Physics-Constrained Diffusion Model for Synthesis of 3D Turbulent Data

TL;DR

This paper introduces a physics-constrained diffusion model that effectively synthesizes realistic 3D turbulent velocity fields, maintaining physical laws and statistical properties better than unconstrained models.

Contribution

The paper presents a novel diffusion-based generative model that incorporates physical constraints directly, enabling stable and accurate synthesis of complex turbulent flows.

Findings

Successfully synthesizes inertial-range turbulence data with physical fidelity

Outperforms standard diffusion models in statistical accuracy and physical consistency

Achieves stable training and realistic turbulence features at medium resolution

Abstract

Synthesizing fully developed three-dimensional turbulent velocity fields remains a long-standing problem in fluid mechanics and an open challenge for generative modeling.
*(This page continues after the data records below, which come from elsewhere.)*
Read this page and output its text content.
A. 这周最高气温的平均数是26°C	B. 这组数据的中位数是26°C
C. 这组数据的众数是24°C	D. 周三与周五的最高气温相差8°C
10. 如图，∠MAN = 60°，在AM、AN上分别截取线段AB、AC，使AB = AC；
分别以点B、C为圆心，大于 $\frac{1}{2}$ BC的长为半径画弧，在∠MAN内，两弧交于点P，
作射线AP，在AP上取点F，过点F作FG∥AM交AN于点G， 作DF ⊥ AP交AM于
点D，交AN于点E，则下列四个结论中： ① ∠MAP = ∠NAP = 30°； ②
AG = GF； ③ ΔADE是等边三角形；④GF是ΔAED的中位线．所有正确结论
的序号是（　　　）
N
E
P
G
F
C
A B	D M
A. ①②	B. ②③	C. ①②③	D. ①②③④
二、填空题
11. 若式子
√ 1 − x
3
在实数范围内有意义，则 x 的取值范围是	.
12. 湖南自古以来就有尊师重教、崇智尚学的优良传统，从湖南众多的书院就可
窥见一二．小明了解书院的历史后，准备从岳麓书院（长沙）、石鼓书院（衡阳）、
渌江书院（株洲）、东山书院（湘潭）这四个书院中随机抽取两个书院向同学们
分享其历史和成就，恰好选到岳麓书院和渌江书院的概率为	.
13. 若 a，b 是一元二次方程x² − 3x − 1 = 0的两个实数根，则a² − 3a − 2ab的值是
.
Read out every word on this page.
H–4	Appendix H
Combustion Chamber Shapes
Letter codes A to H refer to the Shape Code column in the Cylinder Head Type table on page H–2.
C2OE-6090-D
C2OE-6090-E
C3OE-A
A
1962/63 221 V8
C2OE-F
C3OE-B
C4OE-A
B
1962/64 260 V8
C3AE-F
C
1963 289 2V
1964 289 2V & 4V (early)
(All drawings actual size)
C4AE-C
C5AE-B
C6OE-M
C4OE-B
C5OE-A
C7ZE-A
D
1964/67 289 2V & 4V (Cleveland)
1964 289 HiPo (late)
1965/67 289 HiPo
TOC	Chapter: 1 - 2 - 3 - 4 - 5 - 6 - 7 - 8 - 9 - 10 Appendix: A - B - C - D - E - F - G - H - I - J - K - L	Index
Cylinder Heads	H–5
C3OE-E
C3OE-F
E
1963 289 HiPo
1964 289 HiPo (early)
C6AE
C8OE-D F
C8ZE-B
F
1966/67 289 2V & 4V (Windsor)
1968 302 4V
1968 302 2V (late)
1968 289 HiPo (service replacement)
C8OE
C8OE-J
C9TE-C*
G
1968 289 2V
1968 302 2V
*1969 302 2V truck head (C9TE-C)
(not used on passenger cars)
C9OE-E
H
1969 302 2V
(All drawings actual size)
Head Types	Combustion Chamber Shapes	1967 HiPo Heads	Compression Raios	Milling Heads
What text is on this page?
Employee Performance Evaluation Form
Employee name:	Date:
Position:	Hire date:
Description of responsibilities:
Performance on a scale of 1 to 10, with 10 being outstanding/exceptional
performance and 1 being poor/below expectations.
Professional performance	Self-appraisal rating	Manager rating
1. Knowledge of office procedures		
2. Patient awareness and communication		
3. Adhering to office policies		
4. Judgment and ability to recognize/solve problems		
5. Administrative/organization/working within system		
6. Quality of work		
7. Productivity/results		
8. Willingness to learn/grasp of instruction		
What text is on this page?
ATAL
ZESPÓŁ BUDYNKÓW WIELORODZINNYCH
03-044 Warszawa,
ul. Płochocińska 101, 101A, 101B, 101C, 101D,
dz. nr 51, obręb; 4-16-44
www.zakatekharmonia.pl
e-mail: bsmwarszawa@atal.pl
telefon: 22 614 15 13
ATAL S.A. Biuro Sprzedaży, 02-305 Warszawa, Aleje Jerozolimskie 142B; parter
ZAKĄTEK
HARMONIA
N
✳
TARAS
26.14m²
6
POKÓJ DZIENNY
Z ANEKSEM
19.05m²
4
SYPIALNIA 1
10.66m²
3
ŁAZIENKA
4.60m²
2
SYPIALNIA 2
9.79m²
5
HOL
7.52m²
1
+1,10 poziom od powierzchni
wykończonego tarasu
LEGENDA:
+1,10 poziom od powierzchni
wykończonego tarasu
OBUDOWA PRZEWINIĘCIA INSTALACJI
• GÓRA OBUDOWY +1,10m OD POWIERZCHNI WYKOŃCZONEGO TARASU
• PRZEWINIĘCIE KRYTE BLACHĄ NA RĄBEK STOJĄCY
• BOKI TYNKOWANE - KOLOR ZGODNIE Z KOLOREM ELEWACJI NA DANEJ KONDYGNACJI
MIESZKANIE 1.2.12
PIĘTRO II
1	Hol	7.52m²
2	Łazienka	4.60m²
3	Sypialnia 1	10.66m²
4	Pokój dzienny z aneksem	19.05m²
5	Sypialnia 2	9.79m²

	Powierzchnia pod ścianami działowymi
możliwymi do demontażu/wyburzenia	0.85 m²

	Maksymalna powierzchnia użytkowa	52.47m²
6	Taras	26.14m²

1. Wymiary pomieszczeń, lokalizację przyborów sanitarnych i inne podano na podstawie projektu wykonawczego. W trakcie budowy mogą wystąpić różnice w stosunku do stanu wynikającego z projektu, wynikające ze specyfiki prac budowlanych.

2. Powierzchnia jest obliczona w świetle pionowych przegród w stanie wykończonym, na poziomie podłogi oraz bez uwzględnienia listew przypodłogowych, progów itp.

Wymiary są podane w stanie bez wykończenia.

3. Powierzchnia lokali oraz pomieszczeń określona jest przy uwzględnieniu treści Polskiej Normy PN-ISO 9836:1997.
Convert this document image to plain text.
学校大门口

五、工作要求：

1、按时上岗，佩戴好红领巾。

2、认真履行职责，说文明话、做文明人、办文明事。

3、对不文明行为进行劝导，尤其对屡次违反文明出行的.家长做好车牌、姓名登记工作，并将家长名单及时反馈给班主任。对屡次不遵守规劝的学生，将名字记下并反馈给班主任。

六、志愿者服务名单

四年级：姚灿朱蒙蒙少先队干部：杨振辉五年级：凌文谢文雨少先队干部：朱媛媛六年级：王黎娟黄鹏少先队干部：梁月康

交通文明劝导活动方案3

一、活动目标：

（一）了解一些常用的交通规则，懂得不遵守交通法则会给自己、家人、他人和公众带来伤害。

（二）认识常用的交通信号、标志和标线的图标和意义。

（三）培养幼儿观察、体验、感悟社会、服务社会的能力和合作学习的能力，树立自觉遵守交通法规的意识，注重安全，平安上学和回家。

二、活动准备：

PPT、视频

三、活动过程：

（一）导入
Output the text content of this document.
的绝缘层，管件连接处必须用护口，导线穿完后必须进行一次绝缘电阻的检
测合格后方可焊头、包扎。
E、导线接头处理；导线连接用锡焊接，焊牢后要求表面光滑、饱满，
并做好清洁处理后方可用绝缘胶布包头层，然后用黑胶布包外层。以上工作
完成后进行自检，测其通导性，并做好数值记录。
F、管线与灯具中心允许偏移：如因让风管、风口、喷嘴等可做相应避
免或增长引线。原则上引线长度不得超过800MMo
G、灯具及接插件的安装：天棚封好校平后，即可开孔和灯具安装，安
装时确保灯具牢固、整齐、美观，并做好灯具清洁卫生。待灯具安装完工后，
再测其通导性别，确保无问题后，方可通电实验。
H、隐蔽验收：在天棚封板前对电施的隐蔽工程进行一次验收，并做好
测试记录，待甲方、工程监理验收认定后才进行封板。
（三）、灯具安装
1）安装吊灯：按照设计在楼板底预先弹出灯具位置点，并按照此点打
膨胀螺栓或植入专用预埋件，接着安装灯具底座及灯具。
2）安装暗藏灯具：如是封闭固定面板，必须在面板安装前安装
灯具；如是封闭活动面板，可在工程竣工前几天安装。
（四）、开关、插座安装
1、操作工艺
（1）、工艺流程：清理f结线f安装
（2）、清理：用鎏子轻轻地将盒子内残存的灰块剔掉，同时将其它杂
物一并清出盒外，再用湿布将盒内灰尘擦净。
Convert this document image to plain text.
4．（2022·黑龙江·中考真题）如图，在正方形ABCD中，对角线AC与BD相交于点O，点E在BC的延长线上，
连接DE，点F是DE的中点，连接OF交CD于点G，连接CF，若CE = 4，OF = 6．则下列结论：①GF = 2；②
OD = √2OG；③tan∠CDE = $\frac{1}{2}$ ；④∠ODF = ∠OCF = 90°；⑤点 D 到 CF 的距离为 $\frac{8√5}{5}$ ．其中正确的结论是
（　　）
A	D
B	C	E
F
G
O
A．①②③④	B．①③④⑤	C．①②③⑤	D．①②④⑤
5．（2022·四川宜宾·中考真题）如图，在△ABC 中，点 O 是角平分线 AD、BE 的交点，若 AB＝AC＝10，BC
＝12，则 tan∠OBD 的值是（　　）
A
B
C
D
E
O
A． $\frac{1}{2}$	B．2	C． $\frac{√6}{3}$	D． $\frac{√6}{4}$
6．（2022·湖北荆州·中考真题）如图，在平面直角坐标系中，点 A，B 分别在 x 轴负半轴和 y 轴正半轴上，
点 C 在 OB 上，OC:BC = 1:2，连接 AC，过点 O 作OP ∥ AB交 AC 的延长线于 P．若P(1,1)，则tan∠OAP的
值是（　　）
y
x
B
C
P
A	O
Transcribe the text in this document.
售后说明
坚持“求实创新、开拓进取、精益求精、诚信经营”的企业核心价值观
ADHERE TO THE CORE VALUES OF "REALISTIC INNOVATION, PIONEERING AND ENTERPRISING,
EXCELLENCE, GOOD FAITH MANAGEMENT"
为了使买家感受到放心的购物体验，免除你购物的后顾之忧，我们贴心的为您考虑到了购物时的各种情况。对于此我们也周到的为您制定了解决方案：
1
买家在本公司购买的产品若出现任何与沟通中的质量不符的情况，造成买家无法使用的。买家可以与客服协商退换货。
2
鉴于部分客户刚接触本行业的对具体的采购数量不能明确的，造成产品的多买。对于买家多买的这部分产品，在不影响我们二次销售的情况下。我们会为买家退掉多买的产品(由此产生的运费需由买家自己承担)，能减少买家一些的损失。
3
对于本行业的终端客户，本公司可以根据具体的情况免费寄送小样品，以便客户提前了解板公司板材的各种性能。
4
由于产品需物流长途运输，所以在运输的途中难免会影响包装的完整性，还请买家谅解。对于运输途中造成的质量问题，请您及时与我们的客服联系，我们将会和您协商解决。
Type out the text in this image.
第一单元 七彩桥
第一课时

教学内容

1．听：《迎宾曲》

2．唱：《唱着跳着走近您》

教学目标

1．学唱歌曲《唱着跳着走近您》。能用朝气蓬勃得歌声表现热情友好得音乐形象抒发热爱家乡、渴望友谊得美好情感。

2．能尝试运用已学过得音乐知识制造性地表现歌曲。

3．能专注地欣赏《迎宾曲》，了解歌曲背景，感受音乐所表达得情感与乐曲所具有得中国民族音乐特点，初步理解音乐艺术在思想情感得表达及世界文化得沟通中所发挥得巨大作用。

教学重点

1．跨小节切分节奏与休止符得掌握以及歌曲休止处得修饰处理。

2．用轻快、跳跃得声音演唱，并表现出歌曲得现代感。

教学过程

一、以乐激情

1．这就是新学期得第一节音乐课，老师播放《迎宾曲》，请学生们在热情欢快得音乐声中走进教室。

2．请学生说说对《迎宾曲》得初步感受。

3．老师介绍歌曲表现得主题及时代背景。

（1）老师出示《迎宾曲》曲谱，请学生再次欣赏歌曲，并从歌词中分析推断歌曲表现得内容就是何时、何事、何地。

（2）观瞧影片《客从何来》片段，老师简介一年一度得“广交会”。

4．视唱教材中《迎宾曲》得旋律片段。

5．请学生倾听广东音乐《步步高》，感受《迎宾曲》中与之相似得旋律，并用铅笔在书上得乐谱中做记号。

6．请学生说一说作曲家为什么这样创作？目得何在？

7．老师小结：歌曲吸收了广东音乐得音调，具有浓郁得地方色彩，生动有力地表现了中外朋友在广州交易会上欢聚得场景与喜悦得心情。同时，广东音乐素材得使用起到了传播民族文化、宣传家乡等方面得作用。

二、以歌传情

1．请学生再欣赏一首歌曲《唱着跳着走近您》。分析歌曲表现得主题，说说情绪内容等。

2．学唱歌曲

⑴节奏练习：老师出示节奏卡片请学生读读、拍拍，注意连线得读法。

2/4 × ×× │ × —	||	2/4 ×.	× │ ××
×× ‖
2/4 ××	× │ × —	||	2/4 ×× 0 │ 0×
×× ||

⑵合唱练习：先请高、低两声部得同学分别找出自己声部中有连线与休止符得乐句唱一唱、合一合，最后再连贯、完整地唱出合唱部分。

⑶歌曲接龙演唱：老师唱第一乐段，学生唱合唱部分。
The difficulty arises from the coexistence of extreme dimensionality, multiscale rough fluctuations and strong intermittency, together with exact physical constraints such as incompressibility and zero-mean momentum. We propose a physics-constrained diffusion model (PCDM) in which these \emph{a priori} constraints are incorporated directly into the generative dynamics. Using rotating turbulence as a stringent benchmark, we show that the proposed framework enables stable and statistically faithful synthesis of inertial-range three-dimensional turbulent velocity fields at medium resolution, accurately reproducing anisotropic energy spectra, intermittency statistics, and physical constraints. By contrast, standard denoising diffusion probabilistic models without such constraints exhibit multiscale statistical deviations, violations of physical consistency, and substantially slower training convergence. These findings point to broader implications for generative modeling of high-dimensional complex systems under physical constraints.